Digital Realty employed Paul Somers as a vice president from 2010 to 2014, according to the Ninth Circuit appellate ruling. Somers made multiple reports to senior management in regard to possible securities law violations by the company, resulting in the Digital Realty terminating his employment, the Ninth Circuit said in recounting Somers’ complaint in the lower U.S. District Court.
Somers then sued his former employer, alleging violations of several state and federal laws, the Ninth Circuit appellate ruling said. Among those was the Exchange Act’s Section 21F, "Securities Whistleblower Incentives and Protection," which was added to the Exchange Act by the Dodd-Frank Act, and included anti-retaliation provisions.
"Digital Realty sought to dismiss the [Dodd-Frank Act] claim on the ground that, because Somers only reported the possible violations internally and not to the SEC, he was not a ‘whistleblower’ entitled to [the Dodd-Frank Act’s] protections," the Ninth Circuit appellate court said.
The U.S. District Court ruled in favor of Somers, according to the Ninth Circuit appellate decision. "The District Court deferred to the SEC’s interpretation that individuals who report internally only are nonetheless protected from retaliation under [the Dodd-Frank Act]."
"Digital Realty is glad that the Supreme Court has agreed to resolve the circuit split on this important legal issue that affects so many employers across America," said the attorney representing that company. An attorney representing Somers did not respond to an email or a voice mail seeking comment.

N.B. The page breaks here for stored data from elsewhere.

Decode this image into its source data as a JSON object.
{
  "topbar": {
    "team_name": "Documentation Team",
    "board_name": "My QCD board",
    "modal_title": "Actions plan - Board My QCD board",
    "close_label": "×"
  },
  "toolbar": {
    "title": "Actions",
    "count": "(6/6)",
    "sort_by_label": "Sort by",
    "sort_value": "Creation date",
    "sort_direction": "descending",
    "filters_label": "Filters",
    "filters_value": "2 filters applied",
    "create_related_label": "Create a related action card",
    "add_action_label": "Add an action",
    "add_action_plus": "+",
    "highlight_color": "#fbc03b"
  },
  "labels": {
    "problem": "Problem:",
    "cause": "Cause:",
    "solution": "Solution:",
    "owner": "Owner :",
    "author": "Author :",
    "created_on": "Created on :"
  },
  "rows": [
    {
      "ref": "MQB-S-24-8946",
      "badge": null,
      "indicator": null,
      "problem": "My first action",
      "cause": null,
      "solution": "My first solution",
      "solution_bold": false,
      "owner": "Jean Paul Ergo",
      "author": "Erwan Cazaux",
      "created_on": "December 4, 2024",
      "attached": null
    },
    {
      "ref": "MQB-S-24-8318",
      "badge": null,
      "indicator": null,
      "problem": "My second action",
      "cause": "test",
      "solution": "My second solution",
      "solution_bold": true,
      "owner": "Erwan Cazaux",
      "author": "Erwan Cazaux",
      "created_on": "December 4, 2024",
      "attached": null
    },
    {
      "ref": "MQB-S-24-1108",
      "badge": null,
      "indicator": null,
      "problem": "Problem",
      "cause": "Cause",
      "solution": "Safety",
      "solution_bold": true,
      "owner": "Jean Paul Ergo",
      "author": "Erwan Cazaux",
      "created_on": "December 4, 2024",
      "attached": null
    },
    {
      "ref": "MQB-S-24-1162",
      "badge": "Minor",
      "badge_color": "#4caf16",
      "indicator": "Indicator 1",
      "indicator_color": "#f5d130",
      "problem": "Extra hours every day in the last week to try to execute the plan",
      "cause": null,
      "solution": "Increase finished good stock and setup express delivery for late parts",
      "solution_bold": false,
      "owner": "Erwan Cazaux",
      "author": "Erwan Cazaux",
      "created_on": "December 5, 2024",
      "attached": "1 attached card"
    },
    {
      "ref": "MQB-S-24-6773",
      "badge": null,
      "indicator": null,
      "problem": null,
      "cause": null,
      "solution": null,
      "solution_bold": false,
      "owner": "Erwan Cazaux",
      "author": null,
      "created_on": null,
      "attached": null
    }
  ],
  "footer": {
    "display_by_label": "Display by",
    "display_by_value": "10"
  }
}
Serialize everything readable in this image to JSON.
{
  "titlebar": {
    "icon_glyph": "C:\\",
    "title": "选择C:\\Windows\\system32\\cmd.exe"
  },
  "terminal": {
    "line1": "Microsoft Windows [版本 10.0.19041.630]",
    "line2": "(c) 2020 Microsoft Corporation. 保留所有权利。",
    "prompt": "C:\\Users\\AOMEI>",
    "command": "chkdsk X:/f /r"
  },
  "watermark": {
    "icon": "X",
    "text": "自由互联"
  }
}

Other appellate court rulings
Here’s how two other appellate courts ruled in similar cases:
The Fifth Circuit. In Asadi v. G.E. Energy, the court in 2013 "strictly applied" the Dodd-Frank Act’s definition of what constitutes a whistleblower as someone who discloses information only to the SEC, the Ninth Circuit appellate court said. It then applied that definition against the Dodd-Frank Act’s anti-retaliation provision, and found that since the employee did not make his disclosures to the agency, the anti-retaliation provision did not apply.
The Second Circuit. In Berman v. Neo@Ogilvy, the court in 2015 interpreted the provision "to extend protections to all those who make disclosures of suspected violations, whether the disclosures are made internally or to the SEC," according to the Ninth Circuit appellate ruling.
The Ninth Circuit appellate ruling
The appellate court said that it agreed with the district court that "the regulation is consistent with Congress’s overall purpose to protect those who report violations internally as well as those who report to the government. This intent is reflected in the language of the specific statutory subdivision in question, which explicitly references internal reporting provisions of Sarbanes-Oxley and the Securities Exchange Act of 1934."
"In view of that language and the overall operation of the statute," the appellate court said, "we conclude that the SEC regulation correctly reflects Congressional intent to provide protection for those who make internal disclosures as well as to those who make disclosures to the SEC."